Spatial Community Ecology, Cannibalism, And The Resilience Of Lake Champlain Forage Fish

Abstract

Nonnative species and changes in the abiotic environment are current drivers of ecological change around the world. Understanding and forecasting the response of fish populations and communities to these types of changes is the focus of the following research conducted in Lake Champlain. Three general themes run throughout this work: adaptation to change, fish early life history, and spatial ecology. In the first section of this work, we compared hatch timing, abundance, growth rates, and subsequent survival of age 0 rainbow smelt Osmerus mordax and alewife Alosa pseudoharengus. Rainbow smelt hatched almost a month earlier than alewife. Later hatching individuals of both species grew faster than those hatching earlier. Because cannibalism by rainbow smelt is likely the mortality source for age-0 Rainbow smelt, early hatching may not be advantageous as the overlap between adult and age-0 rainbow smelt is highest early in the season. However, alewife, first found in Lake Champlain in 2003, may increase age 0 rainbow smelt summer mortality. Increased summer mortality in rainbow smelt should, in turn, favor selection for early hatching.
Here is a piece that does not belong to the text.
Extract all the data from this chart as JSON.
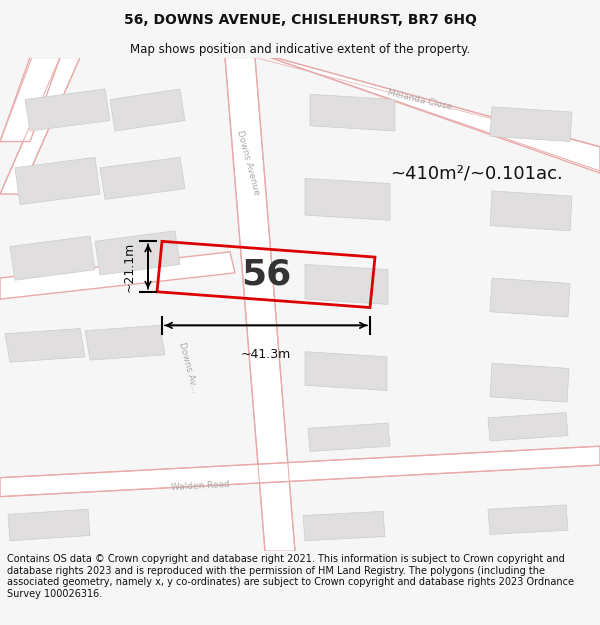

Using stable isotopes of C and N, we found that alewife are now a large component of predator diets, and in particular of the diets of Atlantic salmon and walleye. Walleye and rainbow smelt [delta]15N values changed significantly from prealewife [delta]15N values of the late 1990's. These changes represent a preferential switch to feeding on alewife by Atlantic salmon which was likely caused by the distribution patterns of these species. Distribution patterns of adults and age 0 fish were simulated on a daily basis, and subsequent age 0 mortality rates calculated. Rainbow smelt age 0 mortality rates are highest when rainbow smelt adults are abundant and alewife age 0 mortality rates are highest when alewife adults are abundant, allowing the two species to co-exist. Mortality rates were higher under normal temperature regimes, but late-summer mortality rates were higher in our climate change scenario because of increased overlap of adult and age 0 distributions. Our simulation suggests spatial distribution patterns should be accounted for when forecasting the interacting effects of climate change aquatic nonnative species.